Landing in Loxahatchee
The life of protagonist C.C. – named for her father’s favorite whiskey, Canadian Club – is surrounded with excesses that would make even the notorious French monarch cry Mon Dieu! Her father is a used car salesman who burns down his dealership so the family can flee from a hollowed-out coal town to a freshly assembled scrub division home in Loxahatchee.
“Florida,” he brags, “we got it all. Motor sports, ribs, beer. You can drive on the sand right up to the ocean. Fireworks every night.”
But once their home in paradise is established, the cracks in their foundation begin to show. C.C.’s straight-A sister develops a life-altering drug addiction after being raped by a cousin. Her mother morphs into a giddy teenager who spends hours on the phone, sexually pursuing C.C.’s classmates.
C.C. just manages to escape her family’s turmoil by falling in love with Alex, scion of a ridiculously wealthy New York family. The kind of family who would keep a dead queen’s favorite musical instrument on display.
Pass the Blizzard®
If that’s where Fireworks Every Night ended, it might read like a grittier, grimier Jane Austen novel. But, interestingly, this is where the story really begins: with C.C.’s dawning understanding that her marriage to Alex is fundamentally flawed and her decision to attempt a reconciliation with her estranged father.
Here, Raymer’s genius for portraiture really shines: in her vulnerable and compassionate sketches of people coping with the lifelong burdens of poverty and prejudice. In one poignant scene, for instance, C.C. reunites with her now semi-housed father for a “happy hour” at a Dairy Queen: “Dad was already there, sitting in the back booth, beside his garbage bags. New ones – fresh, shiny, and black, thick heavy-duty, with handles. His way of making a good impression, I thought, and hugged him tight.”
Poverty and Prejudice
There’s a reason Florida Man stories come from Florida; no other state since the days of the Wild West seems to wear its colorful mixture of violence, instability, self-reinvention, and flimsy social safety net with quite the same gusto as us. Raymer’s story could so easily have gloried in the sensationalism of its characters’ fall from grace and ended up just another ‘that’s so Florida’ tale.
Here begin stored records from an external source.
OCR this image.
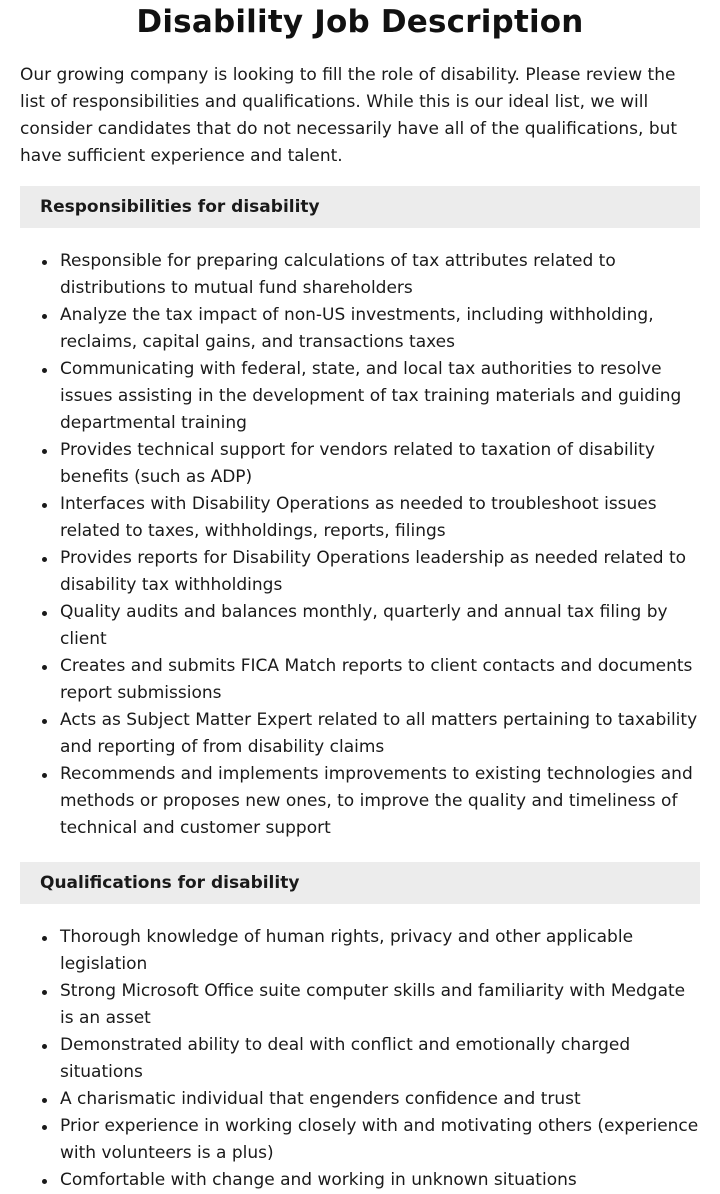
Disability Job Description

Our growing company is looking to fill the role of disability. Please review the list of responsibilities and qualifications. While this is our ideal list, we will consider candidates that do not necessarily have all of the qualifications, but have sufficient experience and talent.

Responsibilities for disability
Responsible for preparing calculations of tax attributes related to distributions to mutual fund shareholders
Analyze the tax impact of non-US investments, including withholding, reclaims, capital gains, and transactions taxes
Communicating with federal, state, and local tax authorities to resolve issues assisting in the development of tax training materials and guiding departmental training
Provides technical support for vendors related to taxation of disability benefits (such as ADP)
Interfaces with Disability Operations as needed to troubleshoot issues related to taxes, withholdings, reports, filings
Provides reports for Disability Operations leadership as needed related to disability tax withholdings
Quality audits and balances monthly, quarterly and annual tax filing by client
Creates and submits FICA Match reports to client contacts and documents report submissions
Acts as Subject Matter Expert related to all matters pertaining to taxability and reporting of from disability claims
Recommends and implements improvements to existing technologies and methods or proposes new ones, to improve the quality and timeliness of technical and customer support
Qualifications for disability
Thorough knowledge of human rights, privacy and other applicable legislation
Strong Microsoft Office suite computer skills and familiarity with Medgate is an asset
Demonstrated ability to deal with conflict and emotionally charged situations
A charismatic individual that engenders confidence and trust
Prior experience in working closely with and motivating others (experience with volunteers is a plus)
Comfortable with change and working in unknown situations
But it doesn’t. By juxtaposing the struggles of C.C.’s family with the deeply elitist behavior and assumptions of Alex’s family – I mean, come on, Marie Antoinette’s harp? In your living room? – Raymer illuminates the wounds that fester under our American myth of meritocracy. And paints a compelling, darkly humorous family drama while she’s at it.
Raymer’s grim subject matter and rough-around-the-edges characters won’t please everyone. But if you’re looking for an honest and heartfelt exploration of opting-out in the land of opportunity, Fireworks Every Night might just be the book for you.